Die Erstausstrahlung von „Der Herr Karl“ am 15. November 1961 war ein epochales Ereignis in der österreichischen Medienlandschaft. Geschrieben von Helmut Qualtinger und Carl Merz und inszeniert von Erich Neuburg, brachte das einstündige Monologstück nicht nur Unterhaltung, sondern stellte gleichzeitig das Selbstbild vieler Österreicher auf die Probe. Als scheinbar harmloser Feinkostmagazineur entblößt der Protagonist, der opportunistische Herr Karl, die oft verdrängten Schattenseiten der österreichischen Geschichte und Politik, insbesondere den Umgang mit dem Nationalsozialismus. Dieser mit einem charmanten Lächeln versehene Antiheld wird als Mittäter der Vergangenheit entlarvt, was für eine Welle der Empörung sorgte, wie NOEN berichtet.

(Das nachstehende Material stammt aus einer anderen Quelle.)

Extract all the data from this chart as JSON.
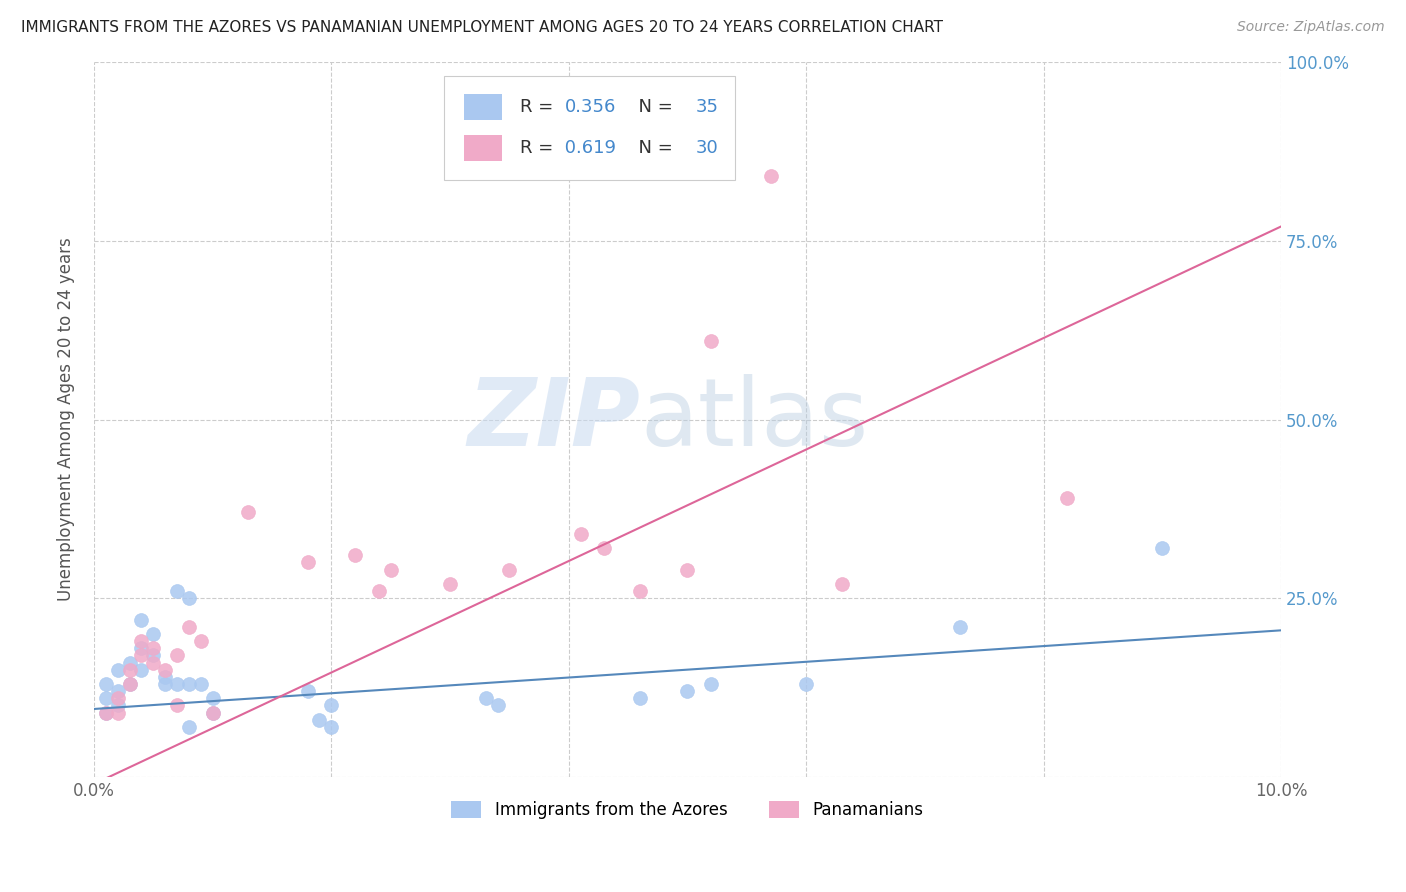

Ein Monolog voller Widersprüche
Der Herr Karl ist eine komplexe Figur, die sich über die Jahre als Verkörperung des „typischen Wieners“ etabliert hat. Er erzählt seine Lebensgeschichte aus dem Lager eines Lebensmittelgeschäfts und reflektiert dabei über die politischen Umbrüche in Österreich von der Ersten Republik bis in die Nachkriegszeit. Zuerst ein kleiner Sozialist, entpuppt sich Herr Karl schnell als Mitläufer und Opportunist, der sich bereitwillig an die jeweilige politische Macht anpasst. Der gängige Glaube der Opferthese, dass Österreich das erste „Opfer“ des Nationalsozialismus war, wird durch die Darstellung des Herrn Karl scharf hinterfragt. Die Ausstrahlung des Stücks brach tabuisierte Themen auf und führte zu einem Proteststurm in der Bevölkerung, da viele Leser sich in der Rolle des opportunistischen Mitläufers nicht erkennen wollten, wie auch Wikipedia anmerkt.

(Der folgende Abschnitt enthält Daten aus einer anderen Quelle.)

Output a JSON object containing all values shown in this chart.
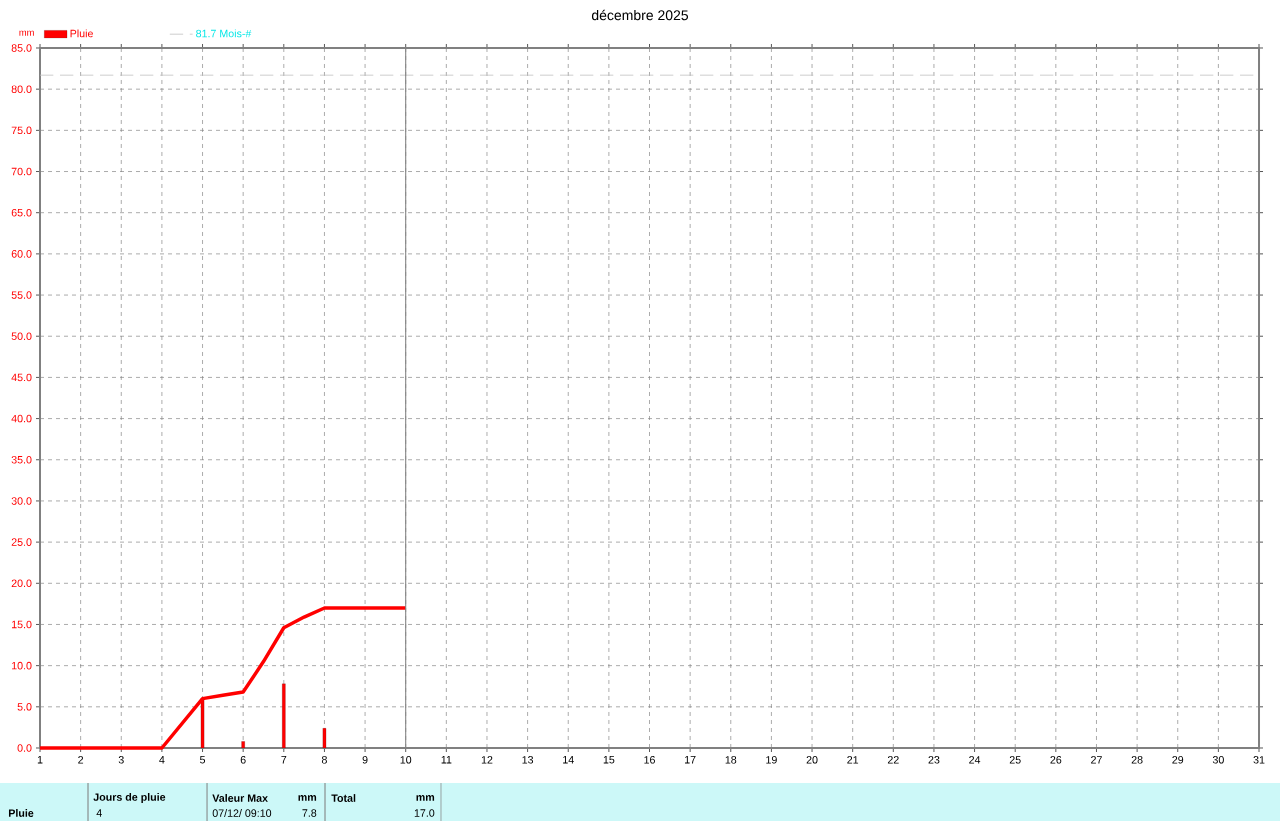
{
  "chart_data": {
    "type": "bar",
    "title": "décembre 2025",
    "ylabel": "mm",
    "series": [
      {
        "name": "Pluie",
        "color": "#ff0000",
        "x": [
          5,
          6,
          7,
          8
        ],
        "values": [
          6.0,
          0.8,
          7.8,
          2.4
        ]
      },
      {
        "type": "line",
        "color": "#ff0000",
        "x": [
          1,
          2,
          3,
          4,
          5,
          5.5,
          6,
          6.5,
          7,
          7.5,
          8,
          9,
          10
        ],
        "values": [
          0,
          0,
          0,
          0,
          6.0,
          6.4,
          6.8,
          10.5,
          14.6,
          15.9,
          17.0,
          17.0,
          17.0
        ]
      }
    ],
    "xlim": [
      1,
      31
    ],
    "xticks": [
      1,
      2,
      3,
      4,
      5,
      6,
      7,
      8,
      9,
      10,
      11,
      12,
      13,
      14,
      15,
      16,
      17,
      18,
      19,
      20,
      21,
      22,
      23,
      24,
      25,
      26,
      27,
      28,
      29,
      30,
      31
    ],
    "ylim": [
      0,
      85
    ],
    "yticks": [
      {
        "value": 0,
        "label": "0.0"
      },
      {
        "value": 5,
        "label": "5.0"
      },
      {
        "value": 10,
        "label": "10.0"
      },
      {
        "value": 15,
        "label": "15.0"
      },
      {
        "value": 20,
        "label": "20.0"
      },
      {
        "value": 25,
        "label": "25.0"
      },
      {
        "value": 30,
        "label": "30.0"
      },
      {
        "value": 35,
        "label": "35.0"
      },
      {
        "value": 40,
        "label": "40.0"
      },
      {
        "value": 45,
        "label": "45.0"
      },
      {
        "value": 50,
        "label": "50.0"
      },
      {
        "value": 55,
        "label": "55.0"
      },
      {
        "value": 60,
        "label": "60.0"
      },
      {
        "value": 65,
        "label": "65.0"
      },
      {
        "value": 70,
        "label": "70.0"
      },
      {
        "value": 75,
        "label": "75.0"
      },
      {
        "value": 80,
        "label": "80.0"
      },
      {
        "value": 85,
        "label": "85.0"
      }
    ],
    "ref_lines": [
      {
        "axis": "y",
        "value": 81.7,
        "label": "81.7 Mois-#",
        "color": "#c0c0c0",
        "line_style": "dashed"
      },
      {
        "axis": "x",
        "value": 10,
        "color": "#808080",
        "line_style": "solid"
      }
    ],
    "grid": true,
    "legend": "top left",
    "annotations": [
      "Pluie",
      "Jours de pluie",
      "4",
      "Valeur Max",
      "mm",
      "07/12/  09:10",
      "7.8",
      "Total",
      "mm",
      "17.0"
    ]
  }
}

Im Laufe der Jahrzehnte hat sich „Der Herr Karl“ als eines der bedeutendsten Werke der österreichischen Nachkriegsliteratur behauptet. Die satirische Prägung des Monologstücks, gepaart mit Qualtingers charakteristischem Dialekt, spricht nach wie vor das Publikum an und schafft eine Verbindung zwischen den historischen Ereignissen und der heutigen Gesellschaft. Der Herr Karl, der von einem Schauspieler wie Klaus Rott oder zuletzt von Andreas Vitásek verkörpert wurde, bleibt nicht nur ein Bestandteil der Wiener Kulturszene, sondern auch ein Spiegel der menschlichen Natur und der „Banalität des Bösen“, die auch Hannah Arendt beschrieben hat.